What this has allowed me to do, is to keep using this 8 year old laptop which cost me $1100 at the time still running, even though it has some thermal damage, hence the need for the Cooler Pad to keep the temps down. This has allowed me to forego a $300 Mobo replacement or a several hundred dollar replacement of the entire laptop to something newer now for almost 2 years. Once your laptop begins to produce operating temps above the 72 deg C mark (
160 deg F), it becomes thermally damaged, or cooked, and can never be fixed.
This is a stop-gap measure and depending on your budget, you may wish to just replace your laptop if you determine it's suffered permanent thermal damage. Easiest way to determine this is to monitor your CPU core temps using a program such as
CPU-Z ID or HWINFO64 or SPECCY. If your CPU core temps exceed the
72 deg C mark at
ANY time during low-usage apps or idle such as just sitting on the Windows desktop or having 1 browser page open, you probably have thermal damage.

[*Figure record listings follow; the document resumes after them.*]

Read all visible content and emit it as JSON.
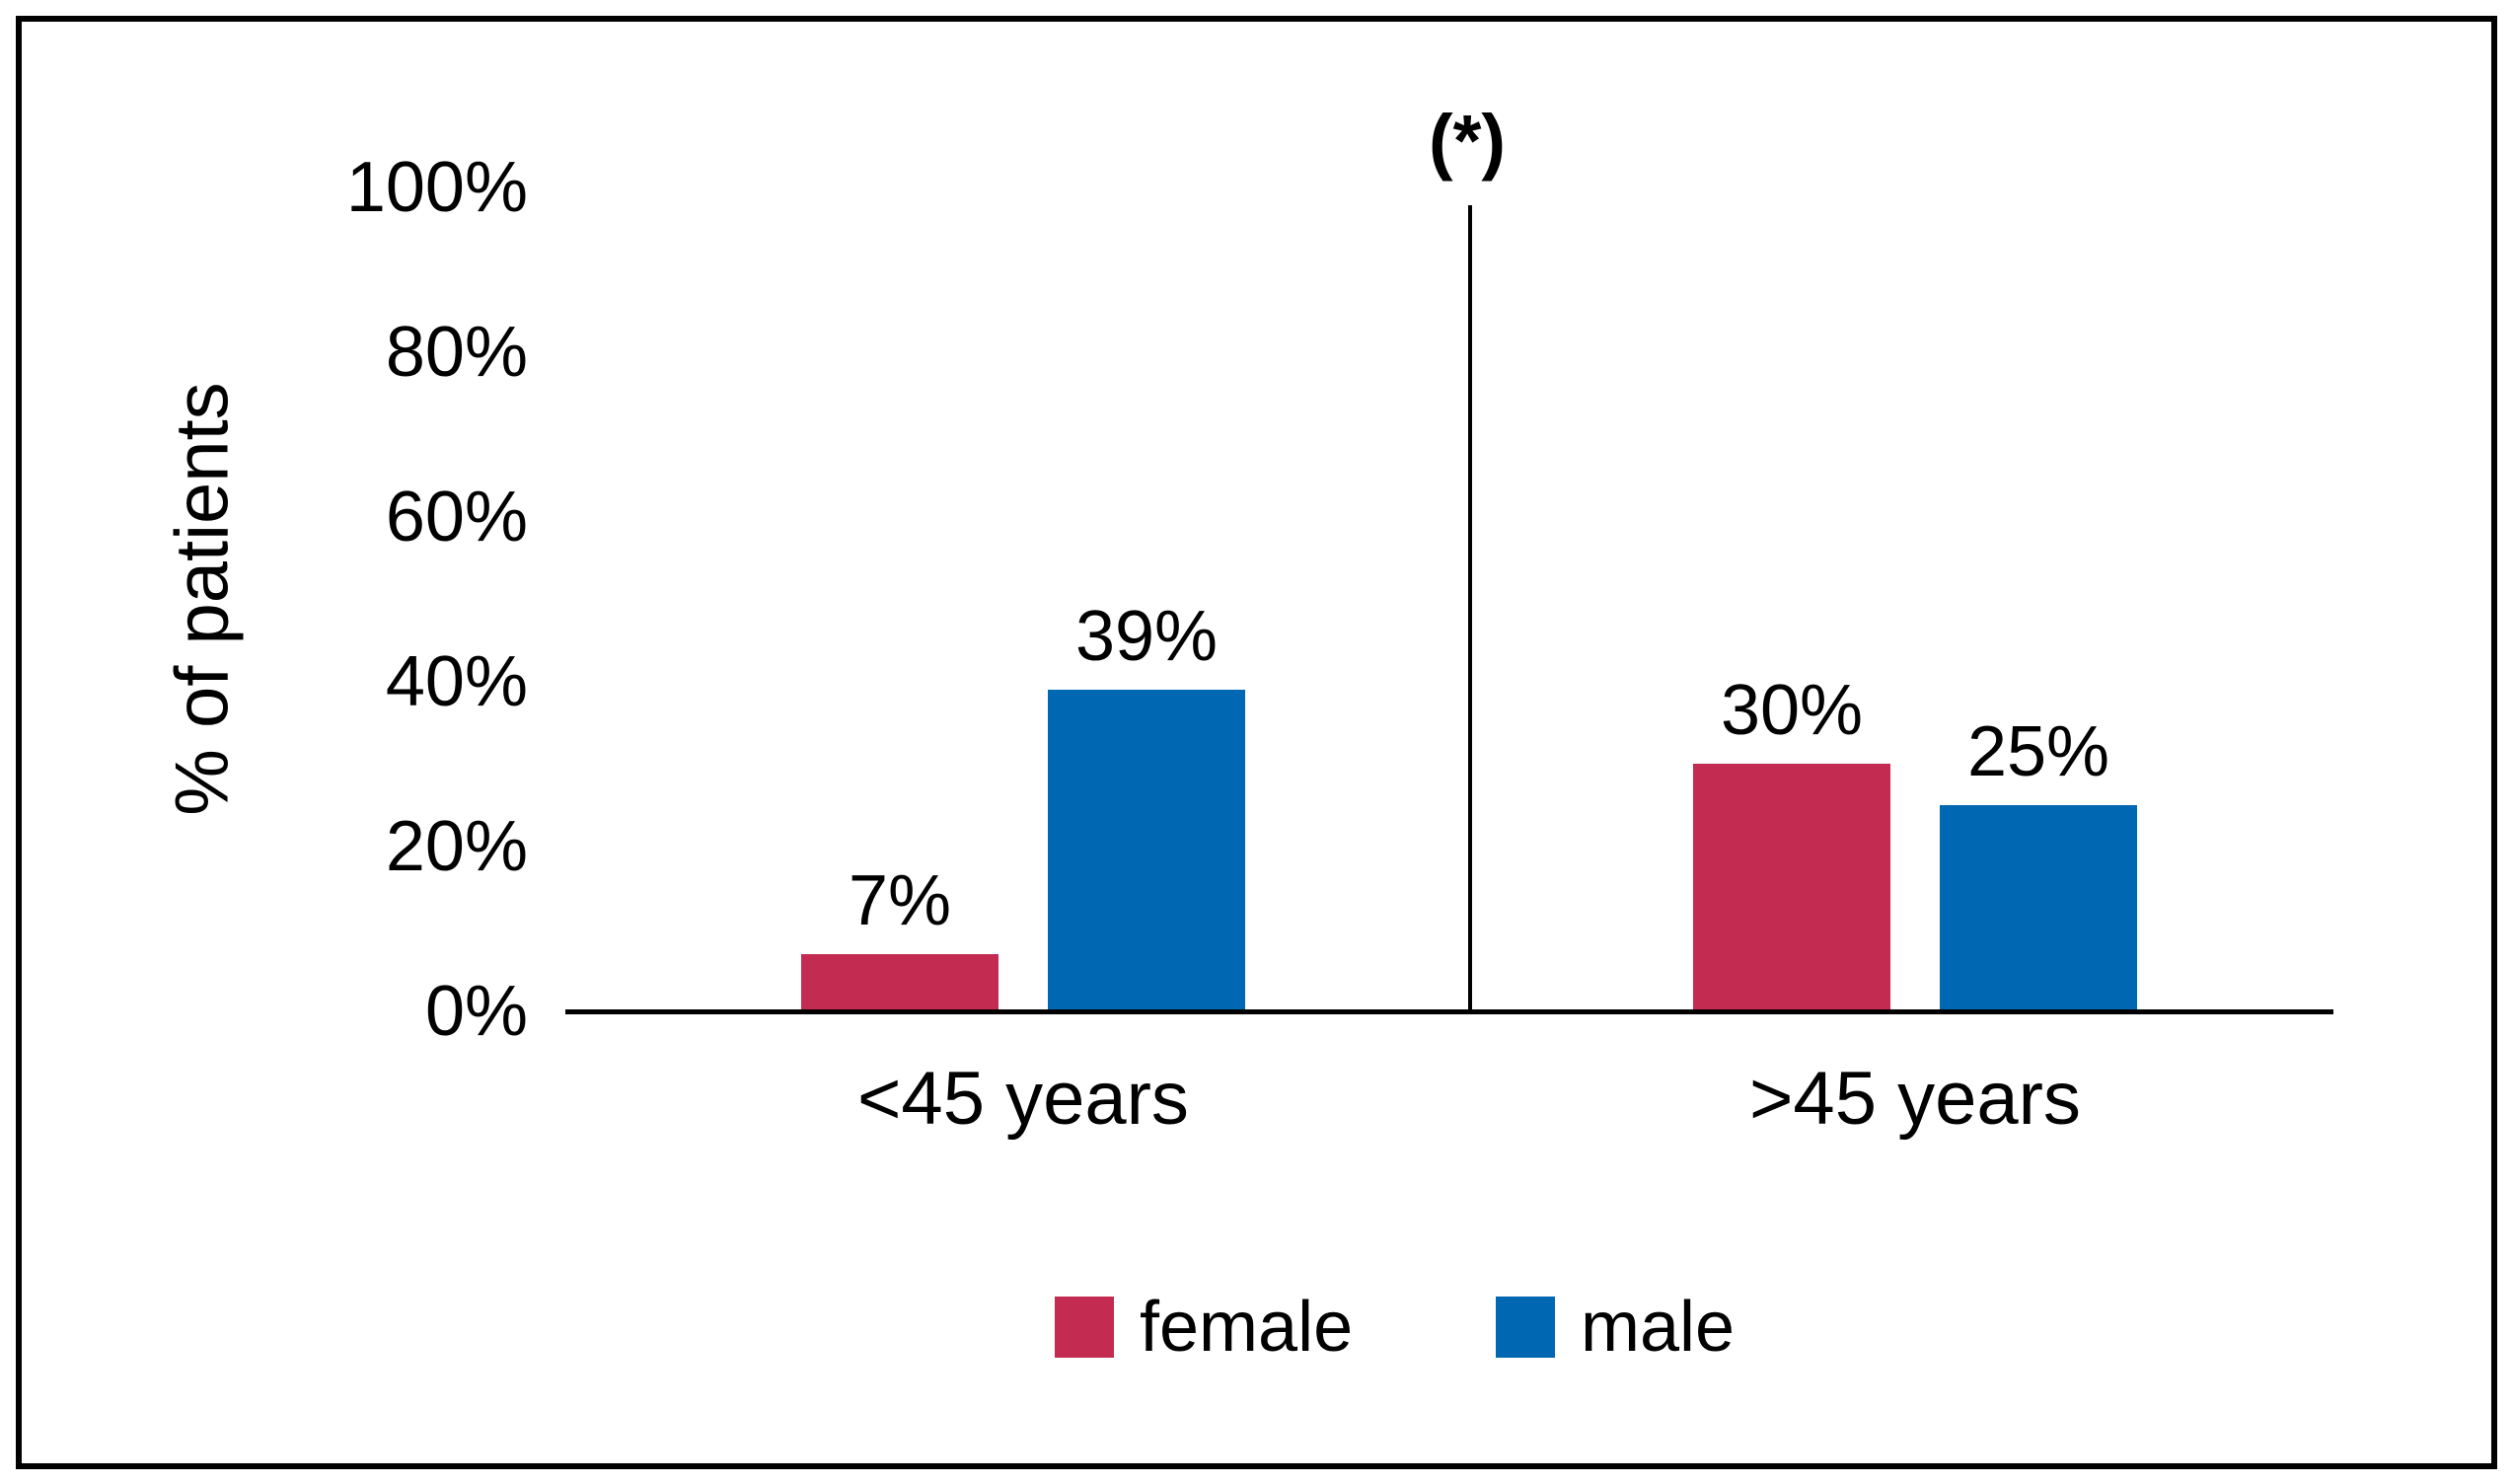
{
  "chart_data": {
    "type": "bar",
    "title": "",
    "ylabel": "% of patients",
    "xlabel": "",
    "ylim": [
      0,
      100
    ],
    "grid": false,
    "legend_position": "bottom",
    "annotation": "(*)",
    "categories": [
      "<45 years",
      ">45 years"
    ],
    "yticks": [
      {
        "value": 0,
        "label": "0%"
      },
      {
        "value": 20,
        "label": "20%"
      },
      {
        "value": 40,
        "label": "40%"
      },
      {
        "value": 60,
        "label": "60%"
      },
      {
        "value": 80,
        "label": "80%"
      },
      {
        "value": 100,
        "label": "100%"
      }
    ],
    "series": [
      {
        "name": "female",
        "color": "#C32B51",
        "values": [
          7,
          30
        ],
        "labels": [
          "7%",
          "30%"
        ]
      },
      {
        "name": "male",
        "color": "#0067B2",
        "values": [
          39,
          25
        ],
        "labels": [
          "39%",
          "25%"
        ]
      }
    ],
    "legend": {
      "items": [
        {
          "label": "female",
          "color": "#C32B51"
        },
        {
          "label": "male",
          "color": "#0067B2"
        }
      ]
    },
    "colors": {
      "female": "#C32B51",
      "male": "#0067B2",
      "axis": "#000000",
      "text": "#000000",
      "background": "#FFFFFF"
    }
  }
}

If you run a stress-test program such as the
Heavy Load and you get occasional over-temp (>72 deg C) readings, you have the beginnings of thermal damage but it's not at the point where the Cores have failed and you can continue to operate the laptop, but those high temps mean that there is partial damage and the longer you run it at those temps the more damage will occur until the laptop will only run for like 30 sec. without shutting down due to overtemp sensor readings. At that point, it's too late because no one can use a laptop that only runs for 30 sec. whether on AC power or Battery, right?
You have to either replace the Mobo (very expensive) or replace the laptop.

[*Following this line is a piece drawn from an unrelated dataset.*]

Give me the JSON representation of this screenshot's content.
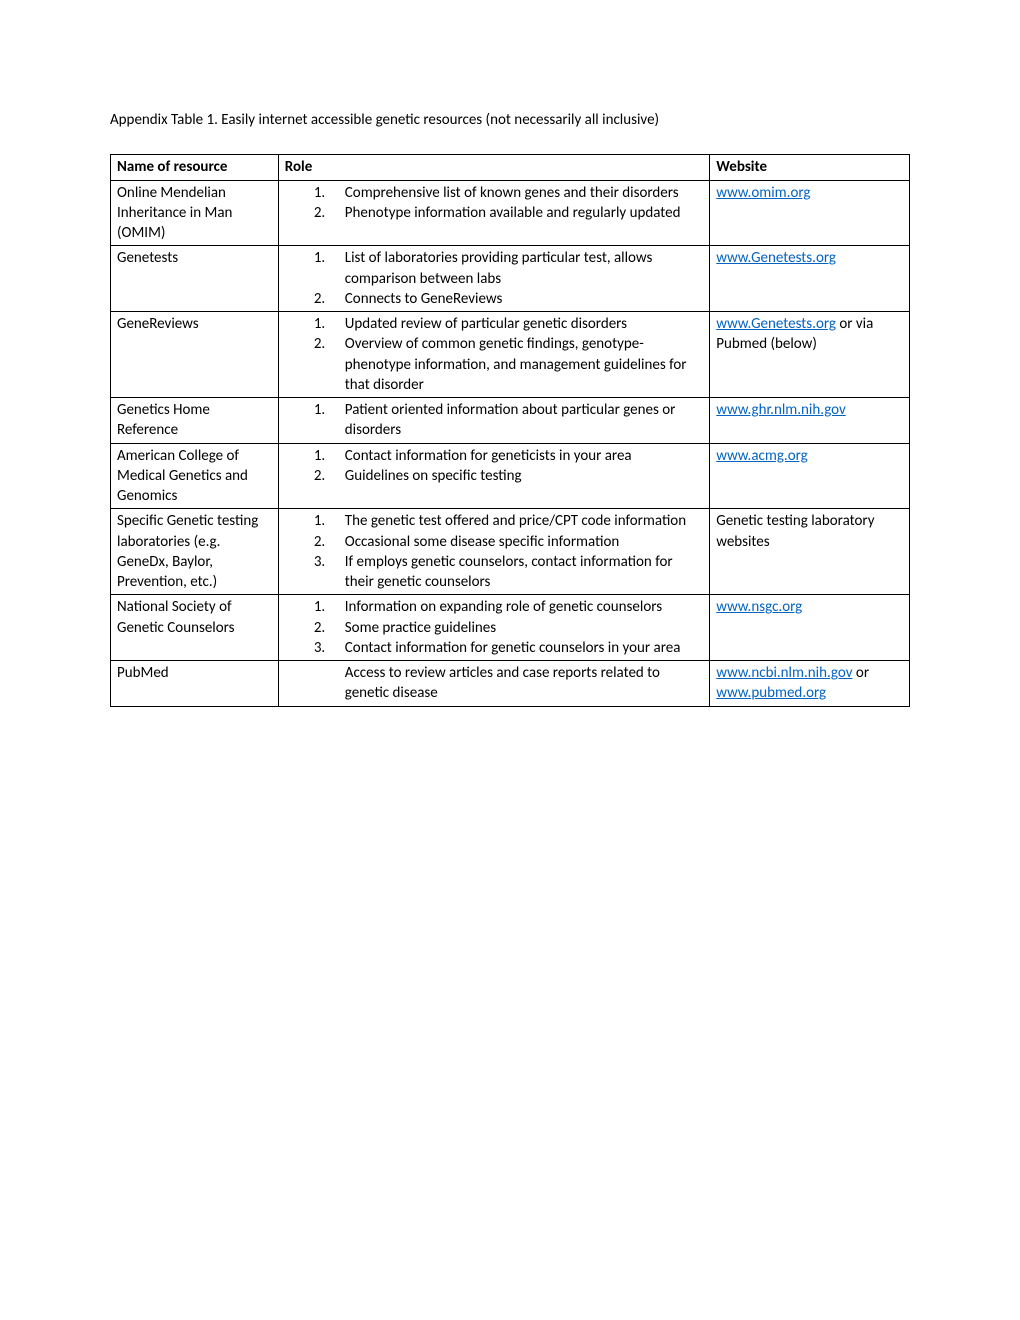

You're laptop is about 7 years old (similar to mine) since it came with W7 (unless you upgraded to W7 from XP or Vista), in which case it's even older. That means you may gain 1-2 years of operation using the Cooler Pad solution, but that's it. If your computer is older such as 2001-2009,
YOU HAVE EVEN LESS TIME BEFORE COMPLETE CATASTROPHIC FAILURE! What's great about this solution *the Cooler Pad*, is that it gives you time to save for a replacement laptop and to get ready mentally and financially to do that, without having to panic and go out and drain your bank account or max your credit card to buy a new laptop tomorrow morning.
In your Post, you don't mention what your laptop is doing as a result of getting hot, besides burning your thighs if you run the laptop from your lazy-boy recliner as I do, is it crashing/hanging/freezing/shutting down when it gets hot? So, I have to guess it's doing something you don't like functionally, or just burning your flesh off your body.
In all cases, the Cooler Pad solution is a Band-Aid, not a permanent solution, and I'm probably only another year or so away from having to replace my Sony, as if my Mobo goes, I'm buying a new laptop. Laptops built today rarely last over 10 years, so neither of us will be running our old laptops much after 2018-2019. If it buys you or I another 1-2 years however, it's well worth the
$20-$30 investment don't you agree? Lastly, I have used this solution for several of my Customers with aging laptops, and they are so thankful for this simple solution to stretch their investment out a bit further.
Hope this gives you some insight into your problem.